Nathan Elberg has lived most of his life in Montreal, Canada.  Following his graduation from McGill University, Honours degree in Anthropology, he conducted research on behalf of the Indians of Quebec Association, and several Departments of the Government of Canada.  He obtained a Master’s Degree in Anthropology from the New School for Social Research, where he studied with Dr. Edmund Carpenter, one of the prime movers of the Toronto School of Communication Theory (along with Harold Innis and Marshal McLuhan).  Elberg’s Supervisor was Prof. Michael Harner, who specialized in shamanic studies and cannibalism.  Following graduation, Elberg worked as Research Director for the Labrador Inuit Association.

Elberg spent considerable time living with Cree Indians and Inuit.  He passed a winter hunting, trapping and fishing deep in the boreal forest.  He’s eaten everything from porcupine to walrus to beluga whale, which perhaps influenced him to eventually adopt a kosher diet.

As he raised a family he switched from anthropology to real estate, working as a commercial broker.  He has three children, four grandchildren, and has been with his wife since nineteen seventy-four.

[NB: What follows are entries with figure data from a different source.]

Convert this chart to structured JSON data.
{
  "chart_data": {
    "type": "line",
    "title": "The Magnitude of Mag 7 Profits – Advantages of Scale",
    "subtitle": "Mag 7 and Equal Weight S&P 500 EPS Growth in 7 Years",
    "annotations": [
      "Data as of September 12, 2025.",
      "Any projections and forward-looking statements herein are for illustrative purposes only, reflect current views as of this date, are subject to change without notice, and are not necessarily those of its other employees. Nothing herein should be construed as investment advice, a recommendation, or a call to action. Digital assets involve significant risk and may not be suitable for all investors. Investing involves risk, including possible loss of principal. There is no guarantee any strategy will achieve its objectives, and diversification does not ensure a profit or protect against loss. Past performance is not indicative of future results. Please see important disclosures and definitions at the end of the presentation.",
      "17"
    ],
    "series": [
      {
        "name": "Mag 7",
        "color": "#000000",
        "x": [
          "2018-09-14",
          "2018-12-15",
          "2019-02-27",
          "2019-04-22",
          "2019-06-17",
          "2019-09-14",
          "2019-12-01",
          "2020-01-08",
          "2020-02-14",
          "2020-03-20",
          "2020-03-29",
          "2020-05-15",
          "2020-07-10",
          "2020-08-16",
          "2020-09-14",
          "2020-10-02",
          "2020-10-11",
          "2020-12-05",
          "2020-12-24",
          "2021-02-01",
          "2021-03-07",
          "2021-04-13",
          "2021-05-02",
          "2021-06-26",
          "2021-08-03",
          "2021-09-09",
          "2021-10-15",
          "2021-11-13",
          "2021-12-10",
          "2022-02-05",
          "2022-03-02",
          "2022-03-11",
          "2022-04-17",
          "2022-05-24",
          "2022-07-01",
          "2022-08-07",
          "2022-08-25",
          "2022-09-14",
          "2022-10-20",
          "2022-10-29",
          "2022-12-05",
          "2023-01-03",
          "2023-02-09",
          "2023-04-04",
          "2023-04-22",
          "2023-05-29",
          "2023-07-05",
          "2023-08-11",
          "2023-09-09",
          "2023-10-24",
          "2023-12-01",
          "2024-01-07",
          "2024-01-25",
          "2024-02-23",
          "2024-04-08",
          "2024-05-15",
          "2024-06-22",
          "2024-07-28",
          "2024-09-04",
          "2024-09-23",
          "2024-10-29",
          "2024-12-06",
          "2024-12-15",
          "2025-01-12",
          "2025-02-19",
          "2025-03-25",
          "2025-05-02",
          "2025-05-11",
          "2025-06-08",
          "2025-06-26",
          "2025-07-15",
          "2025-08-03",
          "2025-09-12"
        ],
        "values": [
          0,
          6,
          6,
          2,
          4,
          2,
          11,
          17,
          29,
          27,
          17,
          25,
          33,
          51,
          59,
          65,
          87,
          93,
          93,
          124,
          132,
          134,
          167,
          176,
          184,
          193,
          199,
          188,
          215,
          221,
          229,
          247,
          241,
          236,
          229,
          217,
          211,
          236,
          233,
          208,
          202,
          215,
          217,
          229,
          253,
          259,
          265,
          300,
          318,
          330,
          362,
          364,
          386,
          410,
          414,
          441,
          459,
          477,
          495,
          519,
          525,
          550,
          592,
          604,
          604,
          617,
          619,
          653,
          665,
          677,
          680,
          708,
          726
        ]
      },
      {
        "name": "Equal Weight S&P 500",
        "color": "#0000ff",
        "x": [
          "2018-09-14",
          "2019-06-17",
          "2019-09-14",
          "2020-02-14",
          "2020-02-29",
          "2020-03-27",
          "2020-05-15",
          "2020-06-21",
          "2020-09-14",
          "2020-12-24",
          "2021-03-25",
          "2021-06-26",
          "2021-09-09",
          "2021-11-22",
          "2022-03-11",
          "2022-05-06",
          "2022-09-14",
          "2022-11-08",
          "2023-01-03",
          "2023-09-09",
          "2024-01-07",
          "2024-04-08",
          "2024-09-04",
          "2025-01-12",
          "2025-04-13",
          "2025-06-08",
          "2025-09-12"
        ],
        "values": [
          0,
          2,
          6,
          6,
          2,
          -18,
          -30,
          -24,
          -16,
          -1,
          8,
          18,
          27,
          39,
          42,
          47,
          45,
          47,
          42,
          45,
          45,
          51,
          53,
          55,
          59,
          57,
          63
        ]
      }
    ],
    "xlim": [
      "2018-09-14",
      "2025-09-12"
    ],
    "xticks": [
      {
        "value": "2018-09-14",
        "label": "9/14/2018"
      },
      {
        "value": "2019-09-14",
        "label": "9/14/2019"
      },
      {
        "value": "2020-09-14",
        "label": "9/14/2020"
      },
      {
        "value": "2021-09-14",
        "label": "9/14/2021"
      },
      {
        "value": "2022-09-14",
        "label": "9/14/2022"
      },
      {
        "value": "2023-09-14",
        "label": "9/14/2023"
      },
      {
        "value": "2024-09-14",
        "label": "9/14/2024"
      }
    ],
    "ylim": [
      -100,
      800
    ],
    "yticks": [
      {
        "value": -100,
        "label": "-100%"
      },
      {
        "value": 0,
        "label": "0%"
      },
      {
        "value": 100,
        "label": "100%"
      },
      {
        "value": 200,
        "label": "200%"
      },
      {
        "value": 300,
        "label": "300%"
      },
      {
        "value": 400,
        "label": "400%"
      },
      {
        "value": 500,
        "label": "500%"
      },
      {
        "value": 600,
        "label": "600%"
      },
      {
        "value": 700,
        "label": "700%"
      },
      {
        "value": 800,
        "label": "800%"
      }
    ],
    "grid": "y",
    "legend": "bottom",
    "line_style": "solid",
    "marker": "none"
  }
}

Elberg published his first short stories in Strobe Magazine while an undergraduate.  His writing took a hiatus till 2002, following which several religious essays were published.  His resumed writing fiction in 2010, when he began conceived the novel which eventually became Quantum Cannibals.  publishing short stories both online and in print.  Most are under his own name; some are under a nom-de-plum.

Elberg is Chairman of the International Board of Directors of a think tank, the Canadian Institute for Jewish Research, and has co-edited its publication on Aboriginal Zionism.  He retired as a broker in 2018, and since then has devoted his energy to writing, research, and of course, social media.

Elberg’s novel Quantum Cannibals was first published in November 2018.  A second edition came out in August 2020.  It is genre-bending, character-driven literary speculative fiction that- like Mitchell’s Cloud Atlas or Huxley’s Eyeless in Gaza before it- weaves multiple intersecting narratives that span time, from Bronze Age Mesopotamia to a Post-Modern city-state.  It’s the epic story of three incarnations of two people- alternately son and mother, husband and wife, father and daughter, savage and scholar, who simply want to return to the home they were brutally evicted from.  Quantum Cannibals brings together authentic cultures and history from Melanesia, Siberia, Europe, the Americas, and more.

Elberg co-edited Zionism, An Indigenous Struggle, which was published jointly by the Canadian Institute for Jewish Research and RVP Press.  It’s an anthology of articles examining the relationship between Native American and Jewish issues, focusing on Palestinian attempts to hijack the Native American struggle for rights and recognition into the framework of Palestinian suffering.  Contributors include scholars, attorneys, Native Americans, Jews, and Jewish Native Americans.